Пегги молчала, просто не зная, что сказать.
– Стюарт, – нанесла свой коронный удар Маргарет, – ты хочешь разбить мне сердце, ты мучаешь меня, совсем как твой отец.
– Ох, мамочка, не надо! Прости меня, я так виноват! – Стюарт порывисто вскочил и крепко обнял мать.
– Они там целуются и рыдают, а меня отправили к себе в комнату, – жаловалась Пегги младшей сестре. – А что я сделала? Только передала записку. Это несправедливо, ей-Богу.

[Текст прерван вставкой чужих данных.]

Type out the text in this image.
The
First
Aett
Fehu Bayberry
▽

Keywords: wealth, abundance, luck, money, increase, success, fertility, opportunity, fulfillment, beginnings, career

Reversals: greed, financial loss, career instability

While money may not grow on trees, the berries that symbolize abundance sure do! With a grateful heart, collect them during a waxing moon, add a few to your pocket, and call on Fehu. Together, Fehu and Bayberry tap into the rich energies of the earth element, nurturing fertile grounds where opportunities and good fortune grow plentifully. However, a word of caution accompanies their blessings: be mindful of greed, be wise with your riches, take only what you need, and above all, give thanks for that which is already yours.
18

– Хочешь поплеваться? – спросила Гарден.
– Нет, я слишком зла.
Джулиан Картрайт одобрительно смотрел на даму, сидевшую напротив его письменного стола. В своем лиловом платье и маленькой треугольной шляпке она выглядела утонченной, скромной и очень хорошенькой. Ее руки в белых перчатках были сложены на коленях, а на крошечных черных ботинках ярко белели отвороты с пуговками сбоку. Пуговки, как с удовлетворением отметил мистер Картрайт, едва виднелись из-под юбки. Новомодные платья с подолами выше щиколоток вызывали у мистера Картрайта чувство, похожее на гражданскую скорбь. Да, эта маленькая миссис Трэдд – очаровательная особа. Трудно поверить, что у нее такой взрослый сын, и к тому же такой лоботряс.
– Благодарю за оказанную честь, – ответил на приветствие Маргарет директор школы. – Буду счастлив, сударыня, сделать для вас все, что в моих силах. – Такие слова неизменно слышали от мистера Картрайта матери его учеников. Обычно эти дамы хотели, чтобы мистер Картрайт принял к сведенью длинный перечень тех достоинств их сыновей, за которые мальчикам следовало простить академическую неуспеваемость.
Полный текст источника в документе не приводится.